Kejadian kurang menyenangkan itu terjadi saat petugas hendak menindak Diskotik yang berada di Jalan Tegalsari nomor 97 tersebut, lantaran melanggar jam operasional yang sudah disepakati dalam pakta integritas.

BACA JUGA : DPRD Surabaya Mencurigai Ada Oknum Yang Bekingi Blue Fish

Asep (36) menceritakan, keributan itu bermula saat petugas Satgas Covid 19 mendatangi tempat tersebut, sekitar pukul 03.00 wib. Karena dicurigai masih buka, petugaspun menunggu di luar Rumah Hinuran Umum (RHU) yang juga menyediakan room karaoke itu, hingga lebih dari 6 jam.

"Datengnya sekitar jam 3 pagi kurang mas, sempet di TOA (pengeras suara) tapi tetep ndak keluar. Trus ditungguin itu sampek pagi. Keributan sekitar jam 8'an pagi usai Pak Heri Kuncoro datang," ujar Asep, Selasa, (14/12/2021).

Merasa tersandera berjam-jam di dalam diskotik, pengunjung Blue Fish dan karyawan yang keluarpun terpancing emosinya. Hingga terjadi saling dorong dengan petugas, dan berujung pada aksi pemukulan.

Usai keributan lanjut Asep, ada satu orang anggota Linmas yang terkapar hingga pingsan, yang diduga mendapat bogem mentah dari pengunjung. Mendapati rekannya dipukul, aksi kejar - kejaran dengan pelaku pun terjadi.

"Sempat kejar - kejaran sampai taman depan mas. Kayaknya ketangkep," tambah Asep.

Saat dikonfirmasi wartawan Kepala BPB Linmas Kota Surabaya membenarkan kejadian tersebut. Irvan menjelaskan, pihaknya melakukan penertiban kepada Rasa Sayang Bluefish usai mendapatkan informasi bahwa mereka tetap beroperasi melewati batas yang ditentukan oleh Perwali No 67 tahun 2021.

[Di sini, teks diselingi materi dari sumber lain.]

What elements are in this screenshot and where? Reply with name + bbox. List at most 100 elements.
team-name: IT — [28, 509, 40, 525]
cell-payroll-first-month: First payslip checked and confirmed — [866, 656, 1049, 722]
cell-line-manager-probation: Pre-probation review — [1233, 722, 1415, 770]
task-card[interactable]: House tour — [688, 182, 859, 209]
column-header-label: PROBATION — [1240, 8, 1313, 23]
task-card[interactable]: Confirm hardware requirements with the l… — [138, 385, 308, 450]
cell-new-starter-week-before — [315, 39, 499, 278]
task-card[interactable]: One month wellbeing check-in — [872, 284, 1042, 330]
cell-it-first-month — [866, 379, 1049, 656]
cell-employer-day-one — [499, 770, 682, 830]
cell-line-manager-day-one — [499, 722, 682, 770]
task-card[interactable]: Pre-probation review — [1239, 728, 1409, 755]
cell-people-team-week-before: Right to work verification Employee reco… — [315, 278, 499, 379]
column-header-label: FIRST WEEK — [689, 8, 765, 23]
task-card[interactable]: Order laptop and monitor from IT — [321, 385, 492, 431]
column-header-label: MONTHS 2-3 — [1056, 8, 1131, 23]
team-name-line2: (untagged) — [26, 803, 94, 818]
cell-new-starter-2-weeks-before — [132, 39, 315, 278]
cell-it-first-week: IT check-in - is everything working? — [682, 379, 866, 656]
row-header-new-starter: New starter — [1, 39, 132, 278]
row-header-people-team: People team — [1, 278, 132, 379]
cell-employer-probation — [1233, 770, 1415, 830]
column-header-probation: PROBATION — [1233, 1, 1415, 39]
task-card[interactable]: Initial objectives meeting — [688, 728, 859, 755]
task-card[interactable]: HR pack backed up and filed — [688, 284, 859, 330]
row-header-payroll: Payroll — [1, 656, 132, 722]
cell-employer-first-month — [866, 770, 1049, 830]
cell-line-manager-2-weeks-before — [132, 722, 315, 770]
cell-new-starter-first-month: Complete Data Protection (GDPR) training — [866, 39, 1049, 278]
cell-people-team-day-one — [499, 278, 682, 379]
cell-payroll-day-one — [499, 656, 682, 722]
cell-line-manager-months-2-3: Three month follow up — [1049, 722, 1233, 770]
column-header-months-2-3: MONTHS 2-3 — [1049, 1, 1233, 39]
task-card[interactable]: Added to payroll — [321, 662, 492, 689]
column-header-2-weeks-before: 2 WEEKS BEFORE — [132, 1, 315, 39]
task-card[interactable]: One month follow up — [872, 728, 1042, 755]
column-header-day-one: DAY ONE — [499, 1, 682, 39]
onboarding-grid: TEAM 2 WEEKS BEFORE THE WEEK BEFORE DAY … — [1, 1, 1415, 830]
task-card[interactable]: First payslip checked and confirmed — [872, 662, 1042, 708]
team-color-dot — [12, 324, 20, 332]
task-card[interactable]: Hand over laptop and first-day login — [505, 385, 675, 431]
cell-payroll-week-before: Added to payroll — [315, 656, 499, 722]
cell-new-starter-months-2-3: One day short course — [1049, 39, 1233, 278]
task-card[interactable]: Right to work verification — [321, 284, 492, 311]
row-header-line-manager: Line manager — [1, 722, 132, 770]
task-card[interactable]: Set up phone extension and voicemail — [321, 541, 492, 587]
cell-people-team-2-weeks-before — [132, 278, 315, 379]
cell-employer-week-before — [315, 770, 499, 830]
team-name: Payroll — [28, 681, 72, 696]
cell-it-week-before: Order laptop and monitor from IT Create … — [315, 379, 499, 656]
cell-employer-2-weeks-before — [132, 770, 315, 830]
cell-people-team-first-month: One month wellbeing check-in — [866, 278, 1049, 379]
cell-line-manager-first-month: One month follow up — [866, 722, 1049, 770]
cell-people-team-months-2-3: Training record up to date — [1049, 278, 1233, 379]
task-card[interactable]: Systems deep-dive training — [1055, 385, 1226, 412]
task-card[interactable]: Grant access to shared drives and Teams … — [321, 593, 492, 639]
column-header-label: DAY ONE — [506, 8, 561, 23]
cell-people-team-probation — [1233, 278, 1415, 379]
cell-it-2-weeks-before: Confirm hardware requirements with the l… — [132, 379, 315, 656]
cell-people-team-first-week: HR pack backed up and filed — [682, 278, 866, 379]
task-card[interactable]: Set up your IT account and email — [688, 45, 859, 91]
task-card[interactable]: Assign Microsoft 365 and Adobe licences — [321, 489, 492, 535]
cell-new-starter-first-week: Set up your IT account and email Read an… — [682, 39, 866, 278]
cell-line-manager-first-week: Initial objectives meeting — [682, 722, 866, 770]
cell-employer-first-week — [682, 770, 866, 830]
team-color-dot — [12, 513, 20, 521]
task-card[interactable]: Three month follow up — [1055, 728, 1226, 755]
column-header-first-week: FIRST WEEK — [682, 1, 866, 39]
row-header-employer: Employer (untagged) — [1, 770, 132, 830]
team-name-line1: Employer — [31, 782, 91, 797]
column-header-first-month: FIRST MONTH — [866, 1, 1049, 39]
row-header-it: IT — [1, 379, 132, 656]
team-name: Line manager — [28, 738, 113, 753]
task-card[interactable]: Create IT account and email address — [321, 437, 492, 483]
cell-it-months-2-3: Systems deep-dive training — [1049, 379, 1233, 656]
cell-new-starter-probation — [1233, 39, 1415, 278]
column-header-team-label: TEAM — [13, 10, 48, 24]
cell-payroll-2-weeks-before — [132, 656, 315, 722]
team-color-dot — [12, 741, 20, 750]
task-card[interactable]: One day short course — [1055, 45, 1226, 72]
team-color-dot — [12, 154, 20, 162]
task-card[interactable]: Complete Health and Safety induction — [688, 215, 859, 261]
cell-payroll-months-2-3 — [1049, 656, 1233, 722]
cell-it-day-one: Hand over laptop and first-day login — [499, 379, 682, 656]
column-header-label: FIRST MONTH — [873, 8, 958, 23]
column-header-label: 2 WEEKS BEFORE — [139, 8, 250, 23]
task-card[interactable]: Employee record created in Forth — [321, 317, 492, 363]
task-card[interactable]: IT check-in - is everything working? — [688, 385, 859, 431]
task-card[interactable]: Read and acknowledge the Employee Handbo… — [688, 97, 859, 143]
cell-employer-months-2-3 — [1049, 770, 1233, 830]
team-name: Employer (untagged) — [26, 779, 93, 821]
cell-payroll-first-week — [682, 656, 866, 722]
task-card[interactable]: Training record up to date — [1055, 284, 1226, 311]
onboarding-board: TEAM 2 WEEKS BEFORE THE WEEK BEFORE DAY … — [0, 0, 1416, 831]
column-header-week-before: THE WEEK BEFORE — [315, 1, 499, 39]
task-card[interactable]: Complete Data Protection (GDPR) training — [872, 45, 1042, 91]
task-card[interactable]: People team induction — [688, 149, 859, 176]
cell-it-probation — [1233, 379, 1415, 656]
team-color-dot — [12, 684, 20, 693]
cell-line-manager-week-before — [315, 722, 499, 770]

"Sudah kami awasi sejak jam 2 mereka memang beroperasi. Sekitar jam 3 kurang ada orang keluar masuk. Sehingga anggota Satgas Covid 19 kota Surabaya lalu menunggu hingga mereka keluar. Sayangnya malah melakukan penyerangan terhadap anggota kami di lapangan," ungkap Irvan saat dihubungi melalui ponselnya, Selasa (14/12/2021).

Irvan menegaskan, setelah mendapati RHU yang menyediakan miras import dan Ladies Company (LC) tersebut masih melanggar, pihaknya langsung melakukan penyegelan.

Sementara itu, saat akuratnews mencoba mengkonfirmasi terkait perkembangan dugaan penganiayaan tersebut, Kanit Reskrim Polsek Tegalsari, Iptu Marji, masih enggan berkomentar banyak.

"Sudah ada yang kita amankan satu orang. Pelakunya merupakan pengunjung,Sabar ya mas, ini masih kita lakukan pengembangan,” kata Marji saat dihubungi melalui ponselnya, Selasa (14/12/21) malam.